Each technique is described with one or more screens of text and
demonstrated with a large video window and clearly
recorded sound. The student must read the actual instruction--it
is not voiced. The screen format is very clean,
easy to read, simple to navigate. All music notation and tab is
displayed as
very clear, easy to read graphics.
The "Powerful
Modal Theory and Soloing" course is beneficial
to any player of any level who wants to learn modes and soloing.
It shares the same instructional and video format of the Rock Guitar
Techniques course. The instructor provides modal theory (how to
construct a mode scale), how to choose modes for specific chords, and so
forth. The course builds the modes starting from G (G Ionian, A Dorian,
B Phrygian, C Lydian, etc.) The instruction expects the student to use
the modal theory to build the scales/modes for other keys.
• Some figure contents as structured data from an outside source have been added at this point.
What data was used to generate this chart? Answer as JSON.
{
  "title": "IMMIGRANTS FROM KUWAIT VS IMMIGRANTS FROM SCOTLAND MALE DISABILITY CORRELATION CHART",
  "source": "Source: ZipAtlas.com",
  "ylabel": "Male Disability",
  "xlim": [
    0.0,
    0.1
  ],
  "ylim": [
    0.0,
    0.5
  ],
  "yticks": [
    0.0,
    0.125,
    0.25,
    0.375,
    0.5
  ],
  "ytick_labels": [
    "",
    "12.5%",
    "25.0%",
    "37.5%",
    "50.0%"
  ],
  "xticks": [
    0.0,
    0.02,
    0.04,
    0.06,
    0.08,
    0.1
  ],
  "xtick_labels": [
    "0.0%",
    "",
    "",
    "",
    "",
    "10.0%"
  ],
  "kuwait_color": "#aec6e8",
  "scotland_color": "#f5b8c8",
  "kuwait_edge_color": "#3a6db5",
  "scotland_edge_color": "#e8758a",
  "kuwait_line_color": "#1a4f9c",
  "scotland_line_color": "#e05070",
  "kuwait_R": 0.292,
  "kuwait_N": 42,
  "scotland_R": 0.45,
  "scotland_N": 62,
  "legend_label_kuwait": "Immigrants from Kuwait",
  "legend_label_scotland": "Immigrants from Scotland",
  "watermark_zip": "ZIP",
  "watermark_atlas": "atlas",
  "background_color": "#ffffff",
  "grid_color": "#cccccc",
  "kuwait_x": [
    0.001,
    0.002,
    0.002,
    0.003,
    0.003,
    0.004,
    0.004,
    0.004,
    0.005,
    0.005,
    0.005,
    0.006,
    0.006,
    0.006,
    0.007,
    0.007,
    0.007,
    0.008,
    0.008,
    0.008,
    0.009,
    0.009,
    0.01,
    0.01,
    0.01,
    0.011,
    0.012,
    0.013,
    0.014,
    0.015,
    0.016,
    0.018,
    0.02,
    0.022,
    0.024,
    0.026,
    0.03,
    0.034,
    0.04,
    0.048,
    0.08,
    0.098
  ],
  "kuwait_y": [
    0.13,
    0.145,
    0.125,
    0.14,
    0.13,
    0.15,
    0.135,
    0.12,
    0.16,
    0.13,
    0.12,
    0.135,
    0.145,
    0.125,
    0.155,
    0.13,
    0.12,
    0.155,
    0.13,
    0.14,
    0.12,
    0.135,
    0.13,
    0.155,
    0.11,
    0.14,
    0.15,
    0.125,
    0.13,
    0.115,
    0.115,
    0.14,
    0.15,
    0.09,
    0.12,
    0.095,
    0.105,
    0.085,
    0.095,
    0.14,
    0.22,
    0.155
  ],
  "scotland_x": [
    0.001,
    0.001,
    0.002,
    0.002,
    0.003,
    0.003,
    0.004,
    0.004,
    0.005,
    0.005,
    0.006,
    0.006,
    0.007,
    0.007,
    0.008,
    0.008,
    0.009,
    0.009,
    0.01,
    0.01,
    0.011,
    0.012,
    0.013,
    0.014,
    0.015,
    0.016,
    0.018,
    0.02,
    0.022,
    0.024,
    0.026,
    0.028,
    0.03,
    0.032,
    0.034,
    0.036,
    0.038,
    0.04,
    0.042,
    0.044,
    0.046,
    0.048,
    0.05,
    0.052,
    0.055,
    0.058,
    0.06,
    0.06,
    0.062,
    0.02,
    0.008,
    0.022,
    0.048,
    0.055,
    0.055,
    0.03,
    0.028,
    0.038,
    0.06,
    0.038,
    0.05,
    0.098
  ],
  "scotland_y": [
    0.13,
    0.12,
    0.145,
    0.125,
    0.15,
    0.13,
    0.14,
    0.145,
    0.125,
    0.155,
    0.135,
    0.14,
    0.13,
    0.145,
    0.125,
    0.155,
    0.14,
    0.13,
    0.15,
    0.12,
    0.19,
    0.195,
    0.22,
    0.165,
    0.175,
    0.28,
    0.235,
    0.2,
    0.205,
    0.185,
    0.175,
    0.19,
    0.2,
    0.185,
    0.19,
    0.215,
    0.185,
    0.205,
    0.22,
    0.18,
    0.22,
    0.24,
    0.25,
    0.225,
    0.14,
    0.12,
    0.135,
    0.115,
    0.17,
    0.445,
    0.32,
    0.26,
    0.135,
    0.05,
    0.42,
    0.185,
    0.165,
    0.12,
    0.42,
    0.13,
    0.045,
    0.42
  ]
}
The CD also
includes jam sessions in various keys/modes
so you can apply the soloing techniques
to the
instructor’s accompaniment. Very cool.
The content of
both courses is excellent.
I also thought both the camera work and screen layout is quite special
and unique.
Every guitar
instruction video/CD I have seen was produced with the camera
positioned facing the instructor. This is the "accepted" way of teaching
and evidently filming, but for some of us, trying to follow the
left-hand fingerings of someone sitting opposite you can be difficult.
The
WillLandrum videos are filmed from over-the-shoulder of the
instructor--in essence the same view you see
when you look down at your own guitar fretboard. I immediately
found that this
over-the-shoulder filming technique made it easier
to follow and learn the instructor's left-hand fingerings. It is
simply a more natural way to learn
fretboard activity.
The screen layout
of the WillLandrum CDs is very clean, easy to navigate, and the
video viewer screen resolution is much larger than those of other
courses (RiffInteractive). And this is my biggest gripe of the
RiffInteractive courses: the screen layout is way too complex-busy. They
pack too many media players into the right-hand (main) window and
squeeze the instruction and music notation into the narrow left-hand
column. Second, it takes a while to figure out which media player in the
right-hand window to select to view/hear a particular media object
listed in the narrow left-hand window. Third, the
RiffInteractive video media objects are much smaller than those of the
WillLandrum courses.
Bottom Line
You can learn a lot
from both the RiffInteractive and WillLandrum instructional CDs.
I prefer the layout and camera work of the
WillLandrum CDs, they just need a larger variety of CDs.
RiffInteractive has a slick but over-complicated interface, but they
cover a lot ground with their wide variety of courses.